King Charles sent King Henry a letter, saying the claims were false. The Dauphin, or prince, sent Henry several tennis balls and a message telling him he was acting like a child and to play tennis.
Needless to say, King Henry wasn't thrilled. The famous playwrite, William Shakespeare, wrote a play about this story, entitled Henry V. Here is Shakespeare's version of what the king said. The king probably didn't say quite what Shakespeare said he did, but they call that artistic license (or something like that. You know he wrote Macbeth in a week?)
We are glad the Dauphin is so pleasant with us....
When we have match'd our rackets to these balls
We will in France, by God's grace, play a set
Shall strike his father's crown into the hazard....
And tell the pleasant prince this mock of his
Hath turn'd his balls to gunstones....
....And tell the Dauphin
His jest will savour but of shallow wit
When thousands more weep than did laugh at it.
(Henry V, Act I, scene ii)
For those of you who think that was hard to read and doesn't sound at all like people (human ones, anyway) talking, I'm with you, but they always wrote plays more like poetry than real life talking in his day. If you didn't understand it at all, it basically says that Henry will turn the tennis balls to cannon balls and he's saying he's going to attack France.
Well, attack France King Henry did.

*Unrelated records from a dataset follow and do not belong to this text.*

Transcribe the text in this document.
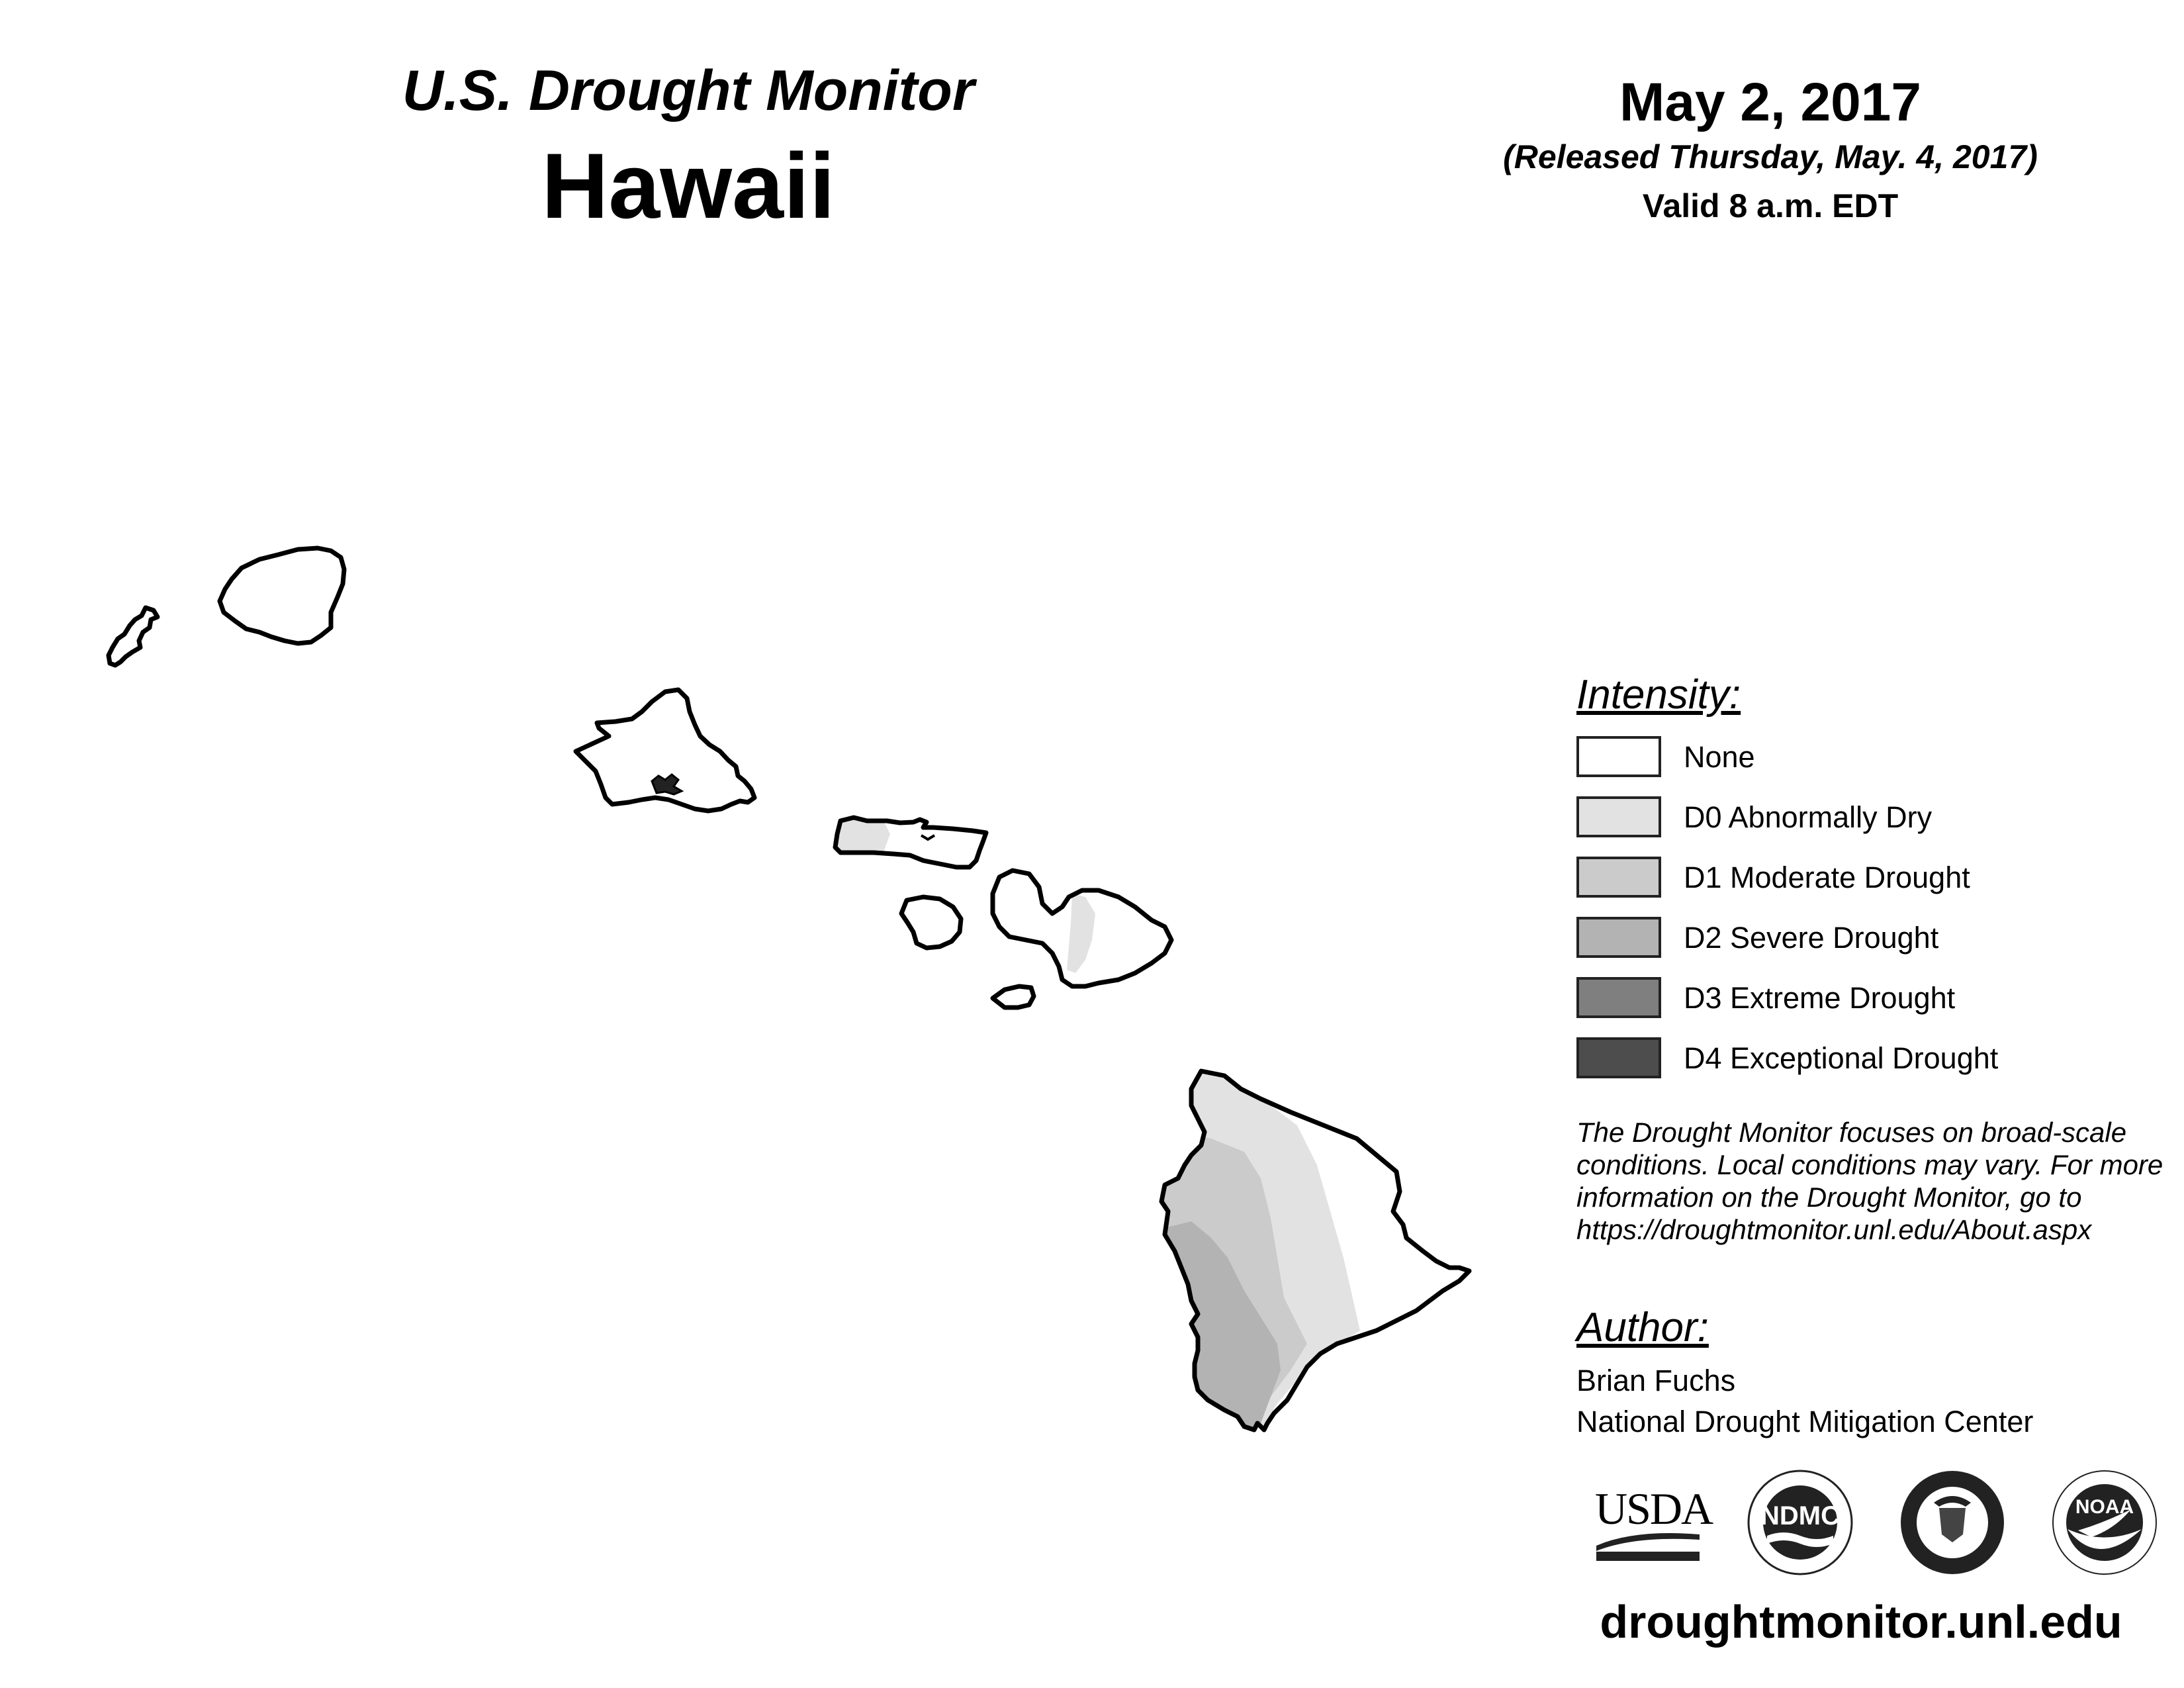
U.S. Drought Monitor
Hawaii
May 2, 2017
(Released Thursday, May. 4, 2017)
Valid 8 a.m. EDT
Intensity:
None
D0 Abnormally Dry
D1 Moderate Drought
D2 Severe Drought
D3 Extreme Drought
D4 Exceptional Drought
The Drought Monitor focuses on broad-scale
conditions. Local conditions may vary. For more
information on the Drought Monitor, go to
https://droughtmonitor.unl.edu/About.aspx
Author:
Brian Fuchs
National Drought Mitigation Center
USDA	NDMC	NOAA
droughtmonitor.unl.edu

And nothing went right. To cut a long story short, he was loosing and France wasn't cutting him any slack. They wouldn't let him retreat and met them at a place called Agincourt. Shakespeare imagined a fabulous speech for him to give in the play. The real one probably wasn't quite like this one.
This day is called the feast of Crispin.
He that outlives this day and comes safe home
Will stand a tiptoe when this day is named
And rouse him at the name of Crispin.
He that shall see this day and live t' old age
Will yearly on the vigil feast his neighbors,
And say "Tomorrow is Saint Crispin."
Then he will strip his sleeve and show his scars
And say "These wounds I had on Crispin's day."
Old men forget; yet all shall be forgot,
But he'll remember, with advantages,
What feats he did that day. Then shall our names
Familiar in his mouth as household words-
Harry the King, Bedford and Exter,
Warwick and Talbot, Salisbury and Gloucester-
Be in their flowing cups freshly remembered.
This story shall the good man teach his son,
And Crispin Crispain shall ne'er go by
From this day to the ending of the world
But we shall in it be remembered:
We few, we happy few, we band of brothers.
For he today that sheds his blood with me
Shall be my brother. Be he ne'er so vile,
This day shall gentle his condition .
And gentlemen in England now abed
Shall think themselves accursed they were not here,
And hold their manhoods cheap whiles any speaks
That fought with us upon Saint Crispin's day.
(Henry V, scene iii)
If you think that's hard to read, King Henry is telling his men that they are lucky to be fighting. Like I said, this isn't really what King Henry said. It's just what Shakespeare decided to write.
King Henry won the battle of Agincourt. He had far fewer men than the French, but he won anyway. Then King Henry took over a large piece of France, and the French king agreed to let Henry marry his daughter. He also said that when he died, King Henry could be the King of France. Unfortunately, he died two months before Charles VI died.